I'm terrified of the birth this time around - by the end of my first few weeks with ds I was beginning to see the midwives as my enemies rather than people there to help me, which is a very great shame.
I never saw the same midwife twice in any of the antenatal appointments.
I had one midwife publicly humiliate me in front of the antenatal class because she was asking why more women weren't having home deliveries and I mentioned that I was a wuss and wanted an epidural - she spent half an hour telling me what a bad choice I'd made and how women in Africa only had half a panadol for a caesarian!
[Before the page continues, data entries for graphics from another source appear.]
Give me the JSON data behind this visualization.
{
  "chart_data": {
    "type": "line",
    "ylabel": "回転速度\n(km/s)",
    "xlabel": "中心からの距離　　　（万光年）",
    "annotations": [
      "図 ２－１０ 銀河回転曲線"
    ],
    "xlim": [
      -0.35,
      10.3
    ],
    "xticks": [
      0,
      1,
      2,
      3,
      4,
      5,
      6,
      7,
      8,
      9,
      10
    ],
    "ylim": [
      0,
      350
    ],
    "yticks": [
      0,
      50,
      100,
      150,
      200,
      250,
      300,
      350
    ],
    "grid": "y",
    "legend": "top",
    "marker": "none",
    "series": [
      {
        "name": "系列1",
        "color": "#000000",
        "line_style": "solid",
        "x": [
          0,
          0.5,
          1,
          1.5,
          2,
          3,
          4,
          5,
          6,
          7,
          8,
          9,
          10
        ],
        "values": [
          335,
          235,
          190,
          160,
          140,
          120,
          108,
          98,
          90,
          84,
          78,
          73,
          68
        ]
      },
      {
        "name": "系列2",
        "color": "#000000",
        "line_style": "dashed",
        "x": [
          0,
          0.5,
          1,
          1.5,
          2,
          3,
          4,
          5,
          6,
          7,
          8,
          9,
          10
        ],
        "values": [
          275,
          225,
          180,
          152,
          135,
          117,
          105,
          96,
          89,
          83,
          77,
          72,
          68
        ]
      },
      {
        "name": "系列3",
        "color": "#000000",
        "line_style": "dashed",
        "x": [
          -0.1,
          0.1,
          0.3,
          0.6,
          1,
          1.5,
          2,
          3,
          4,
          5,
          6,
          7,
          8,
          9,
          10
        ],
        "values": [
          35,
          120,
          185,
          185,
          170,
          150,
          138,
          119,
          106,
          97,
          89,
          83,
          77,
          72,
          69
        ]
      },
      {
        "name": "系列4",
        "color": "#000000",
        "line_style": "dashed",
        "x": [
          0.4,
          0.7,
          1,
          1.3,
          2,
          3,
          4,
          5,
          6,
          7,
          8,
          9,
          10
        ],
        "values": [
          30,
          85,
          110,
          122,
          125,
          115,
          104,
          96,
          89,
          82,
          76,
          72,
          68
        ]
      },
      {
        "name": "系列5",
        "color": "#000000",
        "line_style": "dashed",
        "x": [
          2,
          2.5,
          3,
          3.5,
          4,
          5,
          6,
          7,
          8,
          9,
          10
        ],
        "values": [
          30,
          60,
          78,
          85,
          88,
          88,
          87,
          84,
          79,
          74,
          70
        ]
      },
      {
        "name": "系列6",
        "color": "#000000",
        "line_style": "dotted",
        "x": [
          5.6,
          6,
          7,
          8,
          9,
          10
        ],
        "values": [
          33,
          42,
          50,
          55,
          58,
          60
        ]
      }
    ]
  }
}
One of the first midwives I saw when I went into labour was really rough with the internal and then complained I was too uptight and stormed out to find a doctor (who was much more gentle!)
After the birth, the midwives offered no real breastfeeding support and kept telling me ds should be having 45 minute long feeds (something I've since found out is unlikely anyway before the full milk comes in), it took me 2 days before they listened to my demands to see a breastfeeding counsellor, they would wait until dh had gone home in the evening to start pressurising me to bottle feed as baby "obviously wasn't getting enough". Each time I tearfully stuck to my guns and insisted they did a heel blood test to check his blood sugar and each time it was fine.
They kept refusing to let me leave until ds was having regular feeds of 45 mins long but it was so damn hot in there he hardly ever woke up. I was desperate to go home and in the end on the 3rd morning I signed myself out against their advice.
He didn't regain his birth weight until 3 weeks and every single visit (which was about every other day at this point and again a different midwife each time) kept telling me I was "obviously" breastfeeding wrong and ds wasn't feeding long enough and gave me conflicting advice on how to "fix" it. I was very grateful that I had a very support health visitor who saw I was doing a good job and that I was getting more and more upset with the midwives and signed me out of their "care".
As I said, I'm dreading this time around. I've moved area now so I'm hoping that means I get more consistent care and I'm saving up for a doula in the hope that will mean a better experience for me... my main goal this time around is to have a birth that means I can go home same day.